John Eadie [JE46] http://www.c-art.com `one of these days the dogs aren't going to eat the dog food' - Bill Joy
Nevertheless, you did exactly that IMO. Please allow me to reiterate for the benefit of others:
Technical solutions as proposed above are irrelevant, because the fundamental problem here is that I SHOULDN'T HAVE TO FIND A GODDAMN EXPLOIT TO RUN MY OWN CODE ON MY OWN COMPUTER!
"[Regarding the 'cloud,'] ownership was what made America different than Russia." -- Woz
see right there is the problem, some odd reason many of you freedom fighters see it as black and white, if I am not 100% dedicated to your cause then I am appalling and hurtful to your cause
my argument though ... is your cause so weak it cant take one simple observation without going off on a witch hunt? (which you have for hours now)
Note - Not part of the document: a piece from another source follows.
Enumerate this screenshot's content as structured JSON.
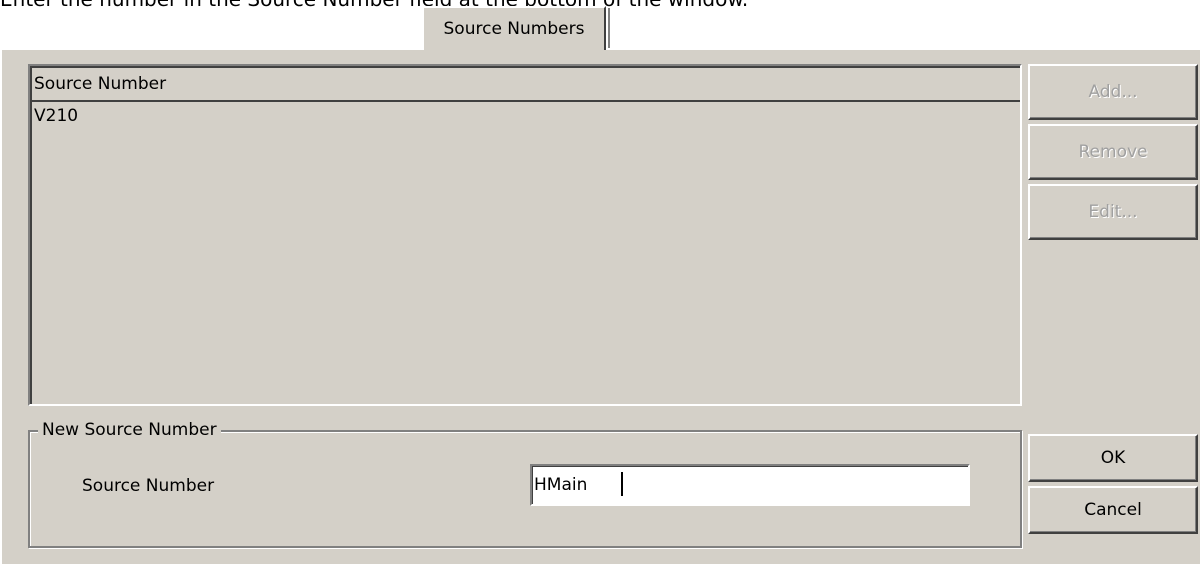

you have offered no evidence why I should actually care, and yet shown so much of why I don't want to be associated with your kind
good day
And OMFG, you can turn off SecureBoot and/or make any key and/or signature whichever way you want it to be.
Precisely according to the UEFI spec as it requires.
MS has EVERY right to lock their own ARM's and such proucts down, and they will do exactly that.
But public mobo makers and third-party chinese ARM'ers and tablet'ers never will.
So this whole thing is TOTALLY and FALSELY blown out of proportion and only applies to people insisting on buying MS-Windows products, for which they'd never want to run any other OS in the first place... precisely because they're self-defined MS-Windows fans. So even they don't care about this.
Everyone else is simply not going to buy MS products.
It's that simple.
http://usa.asus.com/Motherboards/AMD_Socket_FM2/F2A85V_PRO/
....it doesn't do anyone any good to be spreading FUD! If you actually spent some time researching this topic, you will find that what you said isn't entirely true. Take the Dell Latitude 6430u that comes with Windows 8. You can disable secure boot in BIOS. I refer you to page 44 of its owners manual....
Well, I don't have a 6430u, but I just looked at page 44 of the owner's manual. It's written in gobbledygook language with double negatives and obscurity about what exactly is being enabled/disabled.
What's more, one of the controls 'described' on the page has a big warning that it's for one-time use only and "Activate and Disable options will permanently activate or disable the feature and no further changes will be allowed".
Maybe I could navigate that path to freedom if I had plenty of information from elsewhere, but that 'owner's-manual' page looks like it's exploiting complexity and obscurity to hinder the use of freedom.
It's unfair to call 'FUD' when information about available features has been obscured to the point of incomprehensibility.